И трактир Соловьева яснее ясного в Охотном ряду, с парой чаю на чистой скатерти, с половыми в белых рубахах с косым воротом, красный поясок о двух кистях, узлом завязанный, а уж угождать мастеру, ножкой шаркать, в пояс кланяться, никакое сердце не выдержит, последний подлец медяшки не пожалеет.

Долго, степенно, никуда не торопясь, не спеша бессмысленно, а в свое удовольствие пьют богатыри-извозчики, лихачи и троечники, и тяжелые ломовики-грузчики.

Полотенчиком пот утирают и дальше пьют, из стакана в блюдечко наливают, всей растопыренной пятерней на весу держат, дуют, причмокивают, сладко крякают.

А в углу, под окном, фикус чахнет, и машина гудит, жалобно надрывается.

Восток? Византия?

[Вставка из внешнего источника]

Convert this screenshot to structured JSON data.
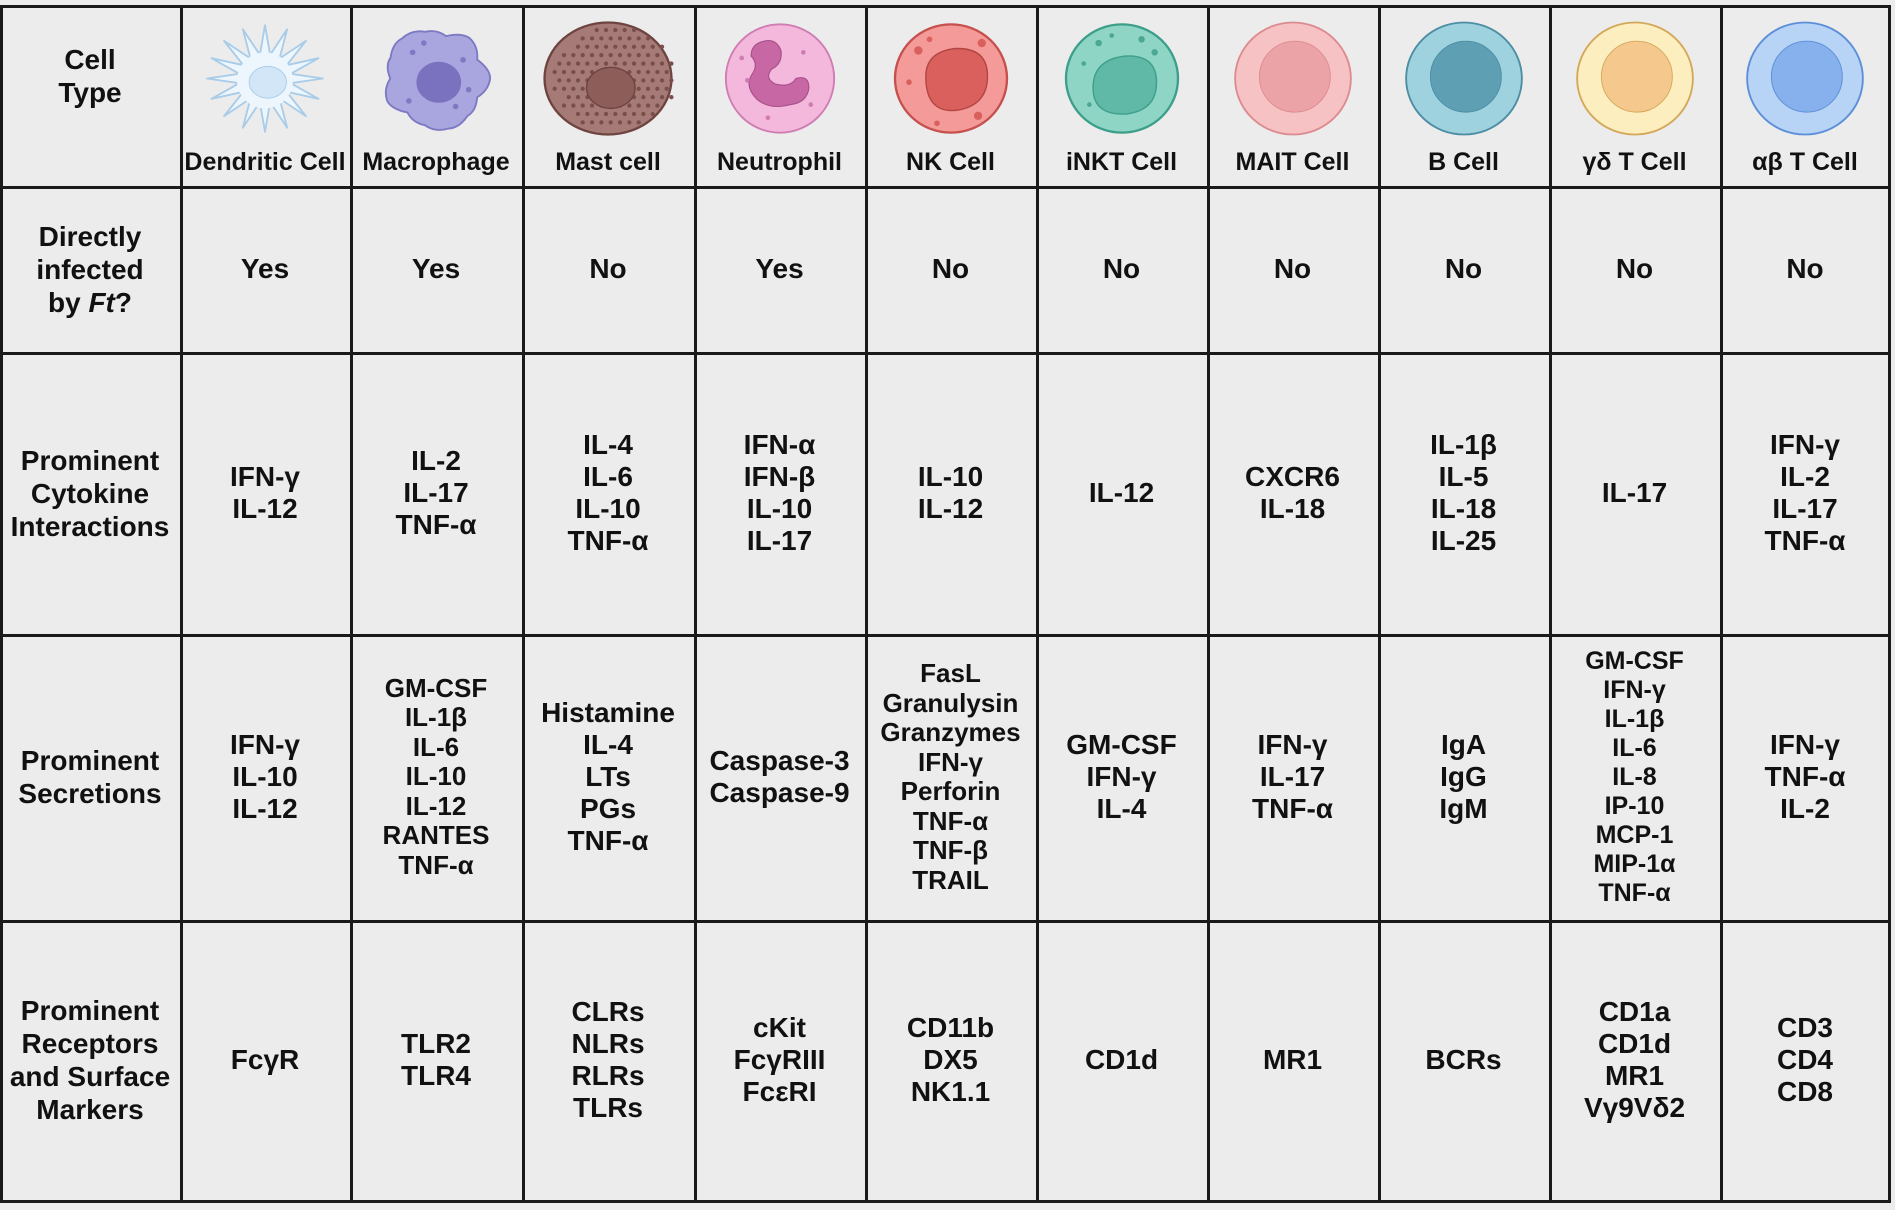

Третий Рим Мережковского?

Или державинская ода из забытой хрестоматии:

 

Богоподобная царевна
Киргиз-кайсацкия орды…

 

А от Соловьева рукой подать, в Метрополь пройти, — от кайсацких орд только и осталось, что бифштекс по-татарски из сырого мяса с мелко нарубленным луком, черным перцем поперченный.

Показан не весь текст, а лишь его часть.